Mehmet Akhoroz, Caglar Yildirim

TL;DR

The paper investigates how programmers interact with LLM-based conversational coding assistants through a survey, focusing on usage patterns, perceived usefulness, interaction strategies, and adoption barriers. It finds that developers primarily use these tools for debugging and explaining concepts rather than generating code, and that iterative prompt refinement and verification are common practices. Key contributions include empirical insights into usage, a set of design guidelines for context-aware, transparent, multimodal, and IDE-integrated assistants, and discussions of barriers such as trust and ethical concerns.
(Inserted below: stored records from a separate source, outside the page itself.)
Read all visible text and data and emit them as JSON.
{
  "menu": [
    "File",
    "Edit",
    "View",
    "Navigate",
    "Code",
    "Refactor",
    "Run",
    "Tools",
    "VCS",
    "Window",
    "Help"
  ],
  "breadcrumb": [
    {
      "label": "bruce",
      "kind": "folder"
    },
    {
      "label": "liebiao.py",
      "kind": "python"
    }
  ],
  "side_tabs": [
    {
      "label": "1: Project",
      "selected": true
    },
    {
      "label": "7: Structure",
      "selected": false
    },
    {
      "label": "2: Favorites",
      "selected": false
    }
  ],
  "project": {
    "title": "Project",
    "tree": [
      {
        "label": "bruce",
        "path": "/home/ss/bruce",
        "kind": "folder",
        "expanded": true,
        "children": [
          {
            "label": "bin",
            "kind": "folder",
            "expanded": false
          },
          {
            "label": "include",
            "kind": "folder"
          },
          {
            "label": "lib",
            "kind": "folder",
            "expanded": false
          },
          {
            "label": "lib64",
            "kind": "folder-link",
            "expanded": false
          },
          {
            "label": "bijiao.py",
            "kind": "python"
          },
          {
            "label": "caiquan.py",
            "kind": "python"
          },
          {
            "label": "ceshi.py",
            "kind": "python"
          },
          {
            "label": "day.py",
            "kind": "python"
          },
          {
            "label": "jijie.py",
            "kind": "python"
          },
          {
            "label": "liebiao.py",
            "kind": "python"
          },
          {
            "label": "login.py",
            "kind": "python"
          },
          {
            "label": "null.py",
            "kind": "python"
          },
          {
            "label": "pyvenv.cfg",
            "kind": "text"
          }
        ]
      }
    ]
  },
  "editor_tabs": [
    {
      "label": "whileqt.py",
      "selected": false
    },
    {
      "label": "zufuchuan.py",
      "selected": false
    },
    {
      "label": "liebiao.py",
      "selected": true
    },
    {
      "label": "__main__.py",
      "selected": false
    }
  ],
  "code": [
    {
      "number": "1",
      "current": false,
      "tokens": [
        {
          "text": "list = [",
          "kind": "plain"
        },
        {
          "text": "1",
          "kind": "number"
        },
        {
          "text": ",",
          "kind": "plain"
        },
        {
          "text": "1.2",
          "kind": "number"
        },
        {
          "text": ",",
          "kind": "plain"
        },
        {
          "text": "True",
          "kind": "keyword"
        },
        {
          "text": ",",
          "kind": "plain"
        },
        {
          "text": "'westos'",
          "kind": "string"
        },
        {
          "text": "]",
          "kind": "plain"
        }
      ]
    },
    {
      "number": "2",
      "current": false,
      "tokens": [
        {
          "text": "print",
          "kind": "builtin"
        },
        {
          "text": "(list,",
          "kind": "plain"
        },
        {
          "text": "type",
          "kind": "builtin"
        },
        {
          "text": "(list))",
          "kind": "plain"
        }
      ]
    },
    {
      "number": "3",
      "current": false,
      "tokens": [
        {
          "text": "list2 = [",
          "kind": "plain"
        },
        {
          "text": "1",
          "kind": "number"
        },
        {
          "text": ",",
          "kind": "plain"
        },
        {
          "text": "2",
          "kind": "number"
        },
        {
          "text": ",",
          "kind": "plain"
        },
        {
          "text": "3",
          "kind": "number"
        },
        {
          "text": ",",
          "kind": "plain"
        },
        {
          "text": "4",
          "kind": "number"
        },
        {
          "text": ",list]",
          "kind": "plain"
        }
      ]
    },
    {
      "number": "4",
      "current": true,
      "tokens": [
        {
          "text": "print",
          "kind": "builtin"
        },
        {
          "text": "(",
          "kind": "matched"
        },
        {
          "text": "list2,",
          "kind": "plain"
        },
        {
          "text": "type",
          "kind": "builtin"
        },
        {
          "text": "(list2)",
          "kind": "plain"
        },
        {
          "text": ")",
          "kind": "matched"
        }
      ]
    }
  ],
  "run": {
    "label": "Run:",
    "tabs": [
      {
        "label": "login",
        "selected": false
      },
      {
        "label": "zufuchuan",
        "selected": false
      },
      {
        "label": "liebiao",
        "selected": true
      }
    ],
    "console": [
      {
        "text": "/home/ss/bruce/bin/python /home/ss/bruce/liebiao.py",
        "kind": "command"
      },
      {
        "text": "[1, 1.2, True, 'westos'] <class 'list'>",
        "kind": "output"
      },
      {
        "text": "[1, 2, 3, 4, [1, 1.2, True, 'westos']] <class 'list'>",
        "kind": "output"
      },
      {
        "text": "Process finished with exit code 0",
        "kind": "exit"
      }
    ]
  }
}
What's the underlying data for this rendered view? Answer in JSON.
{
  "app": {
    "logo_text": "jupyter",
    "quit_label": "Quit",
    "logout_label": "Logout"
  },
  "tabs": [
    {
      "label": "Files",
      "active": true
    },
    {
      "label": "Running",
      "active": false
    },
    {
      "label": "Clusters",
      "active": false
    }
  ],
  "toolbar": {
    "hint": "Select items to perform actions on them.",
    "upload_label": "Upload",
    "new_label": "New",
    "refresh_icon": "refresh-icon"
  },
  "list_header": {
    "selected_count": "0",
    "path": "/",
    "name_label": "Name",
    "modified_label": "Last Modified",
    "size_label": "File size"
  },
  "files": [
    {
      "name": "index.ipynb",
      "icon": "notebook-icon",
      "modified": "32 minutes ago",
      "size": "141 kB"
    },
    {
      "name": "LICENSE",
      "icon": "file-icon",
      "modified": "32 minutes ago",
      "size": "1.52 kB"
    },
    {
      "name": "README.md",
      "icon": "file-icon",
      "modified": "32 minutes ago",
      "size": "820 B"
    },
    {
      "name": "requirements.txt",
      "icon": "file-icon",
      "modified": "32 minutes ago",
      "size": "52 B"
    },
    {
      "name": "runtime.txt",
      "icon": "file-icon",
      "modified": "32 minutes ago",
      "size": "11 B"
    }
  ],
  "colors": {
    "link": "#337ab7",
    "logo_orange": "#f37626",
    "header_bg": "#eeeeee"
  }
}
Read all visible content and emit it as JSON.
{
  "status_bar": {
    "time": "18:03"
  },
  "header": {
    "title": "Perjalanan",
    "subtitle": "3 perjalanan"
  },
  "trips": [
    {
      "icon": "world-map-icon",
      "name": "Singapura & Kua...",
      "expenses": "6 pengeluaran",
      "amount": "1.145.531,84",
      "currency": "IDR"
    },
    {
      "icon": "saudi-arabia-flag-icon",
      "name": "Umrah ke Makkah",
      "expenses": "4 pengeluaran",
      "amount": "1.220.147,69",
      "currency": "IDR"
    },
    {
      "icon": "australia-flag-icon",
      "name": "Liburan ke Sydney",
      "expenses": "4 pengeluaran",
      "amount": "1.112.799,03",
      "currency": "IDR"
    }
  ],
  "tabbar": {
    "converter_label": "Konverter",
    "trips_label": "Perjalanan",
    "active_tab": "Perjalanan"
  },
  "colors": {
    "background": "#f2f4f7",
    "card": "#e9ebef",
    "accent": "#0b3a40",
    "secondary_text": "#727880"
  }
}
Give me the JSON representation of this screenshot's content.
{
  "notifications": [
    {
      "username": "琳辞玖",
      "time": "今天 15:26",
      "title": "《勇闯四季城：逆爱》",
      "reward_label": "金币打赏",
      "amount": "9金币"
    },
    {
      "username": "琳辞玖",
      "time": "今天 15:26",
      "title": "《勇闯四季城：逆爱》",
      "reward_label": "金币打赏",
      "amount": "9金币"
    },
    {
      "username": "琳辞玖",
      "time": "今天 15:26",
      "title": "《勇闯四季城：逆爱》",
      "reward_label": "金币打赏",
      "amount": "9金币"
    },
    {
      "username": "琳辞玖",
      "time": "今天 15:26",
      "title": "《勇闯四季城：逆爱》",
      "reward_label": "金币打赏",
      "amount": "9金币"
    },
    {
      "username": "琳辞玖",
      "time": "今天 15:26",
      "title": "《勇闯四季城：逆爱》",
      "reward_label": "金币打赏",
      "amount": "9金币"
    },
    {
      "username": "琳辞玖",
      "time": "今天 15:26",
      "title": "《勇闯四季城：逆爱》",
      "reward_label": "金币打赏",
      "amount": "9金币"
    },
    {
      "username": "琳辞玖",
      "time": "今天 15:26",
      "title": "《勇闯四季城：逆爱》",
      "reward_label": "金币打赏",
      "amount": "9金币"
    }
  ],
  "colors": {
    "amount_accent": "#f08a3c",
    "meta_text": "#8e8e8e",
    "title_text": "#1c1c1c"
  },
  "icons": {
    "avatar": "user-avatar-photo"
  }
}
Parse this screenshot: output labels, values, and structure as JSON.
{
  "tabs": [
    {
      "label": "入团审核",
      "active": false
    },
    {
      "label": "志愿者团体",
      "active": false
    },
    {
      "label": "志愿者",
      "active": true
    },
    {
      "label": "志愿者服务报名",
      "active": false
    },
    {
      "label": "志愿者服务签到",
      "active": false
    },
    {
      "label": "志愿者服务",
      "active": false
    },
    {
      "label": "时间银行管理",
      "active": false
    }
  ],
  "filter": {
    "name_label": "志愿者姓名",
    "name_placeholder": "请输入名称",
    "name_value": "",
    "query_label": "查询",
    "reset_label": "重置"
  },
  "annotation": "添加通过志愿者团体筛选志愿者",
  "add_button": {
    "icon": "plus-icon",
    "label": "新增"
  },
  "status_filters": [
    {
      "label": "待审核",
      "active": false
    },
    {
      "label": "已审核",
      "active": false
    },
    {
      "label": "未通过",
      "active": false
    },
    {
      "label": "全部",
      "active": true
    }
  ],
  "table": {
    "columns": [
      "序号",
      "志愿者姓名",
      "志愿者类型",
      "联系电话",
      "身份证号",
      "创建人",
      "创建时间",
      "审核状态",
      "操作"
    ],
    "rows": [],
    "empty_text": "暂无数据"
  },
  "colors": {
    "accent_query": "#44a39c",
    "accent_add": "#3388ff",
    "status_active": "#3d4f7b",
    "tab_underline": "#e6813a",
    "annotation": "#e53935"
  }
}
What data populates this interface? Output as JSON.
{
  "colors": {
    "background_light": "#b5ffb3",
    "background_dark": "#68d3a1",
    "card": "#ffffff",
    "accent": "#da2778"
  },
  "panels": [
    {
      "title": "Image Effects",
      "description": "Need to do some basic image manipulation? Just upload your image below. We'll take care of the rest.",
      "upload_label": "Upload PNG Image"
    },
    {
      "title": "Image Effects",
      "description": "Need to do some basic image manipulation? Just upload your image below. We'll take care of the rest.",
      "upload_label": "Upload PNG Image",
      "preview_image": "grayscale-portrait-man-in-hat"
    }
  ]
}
The work advances practical guidance for integrating LLM-driven coding assistants into real software development workflows and outlines directions for future multimodal, context-preserving, and learning-supportive AI copilots.

Abstract

Conversational AI interfaces powered by large language models (LLMs) are increasingly used as coding assistants. However, questions remain about how programmers interact with LLM-based conversational agents, the challenges they encounter, and the factors influencing adoption. This study investigates programmers' usage patterns, perceptions, and interaction strategies when engaging with LLM-driven coding assistants. Through a survey, participants reported both the benefits, such as efficiency and clarity of explanations, and the limitations, including inaccuracies, lack of contextual awareness, and concerns about over-reliance. Notably, some programmers actively avoid LLMs due to a preference for independent learning, distrust in AI-generated code, and ethical considerations. Based on our findings, we propose design guidelines for improving conversational coding assistants, emphasizing context retention, transparency, multimodal support, and adaptability to user preferences. These insights contribute to the broader understanding of how LLM-based conversational agents can be effectively integrated into software development workflows while addressing adoption barriers and enhancing usability.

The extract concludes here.